Bagus               : “Iya mending kita pergi, dari pada mendengar ocehan mereka.” (sambil menggandeng Putri dan meninggalkan Tantri dan kawan-kawannya)

Saat berada di depan rumah Putri, Putri termenung. Bagus bingung melihat tingkah putri.

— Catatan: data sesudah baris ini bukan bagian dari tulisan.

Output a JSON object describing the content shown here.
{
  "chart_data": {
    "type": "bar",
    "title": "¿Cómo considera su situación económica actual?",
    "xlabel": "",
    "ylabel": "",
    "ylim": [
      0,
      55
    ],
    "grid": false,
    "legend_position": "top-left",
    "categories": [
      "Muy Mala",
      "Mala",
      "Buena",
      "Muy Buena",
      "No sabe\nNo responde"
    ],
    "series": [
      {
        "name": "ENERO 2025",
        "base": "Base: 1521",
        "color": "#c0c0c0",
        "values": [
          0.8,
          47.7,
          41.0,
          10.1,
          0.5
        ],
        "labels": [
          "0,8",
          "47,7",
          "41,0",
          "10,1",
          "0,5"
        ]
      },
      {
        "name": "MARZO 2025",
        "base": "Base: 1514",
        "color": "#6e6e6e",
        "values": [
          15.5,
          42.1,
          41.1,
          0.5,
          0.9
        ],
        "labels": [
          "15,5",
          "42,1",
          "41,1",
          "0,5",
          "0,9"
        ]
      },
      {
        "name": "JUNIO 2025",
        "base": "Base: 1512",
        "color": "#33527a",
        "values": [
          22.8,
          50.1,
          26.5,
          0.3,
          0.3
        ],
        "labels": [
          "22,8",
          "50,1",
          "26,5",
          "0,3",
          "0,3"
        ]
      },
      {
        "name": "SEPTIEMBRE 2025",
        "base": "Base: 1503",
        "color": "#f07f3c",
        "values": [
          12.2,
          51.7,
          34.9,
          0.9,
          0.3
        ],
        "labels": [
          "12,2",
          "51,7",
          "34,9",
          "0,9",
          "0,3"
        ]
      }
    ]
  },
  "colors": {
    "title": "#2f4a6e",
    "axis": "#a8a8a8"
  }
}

Bagus               : “Putri, kamu baik-baik saja kan? Apa kamu kepikiran dengan ucapan Tantri?”
Putri                 : “Mmm, aku tidak papa. Aku baik-baik saja. Aku pulang dulu ya, mendingan kamu pulang juga.”
Bagus               : “Ya sudah, aku pulang dulu. Sampai ketemu besok.” (sambil melambaikan tangan dan pergi)   
Putri                 : (Melambaikan tangannya dan masuk ke rumah)
               
                Saat di dalam kamar, Putri termenung lagi. Ia memikirkan ucapan Tantri, si anak kaya tetapi sombong. Ia memikirkan kata-kata Tantri yang dilontarkan kepada Putri, bahwa dirinya Putri Ndeso. Tiba-tiba Mbok Inem (ibu Putri) masuk ke kamarnya dan menghampiri Putri.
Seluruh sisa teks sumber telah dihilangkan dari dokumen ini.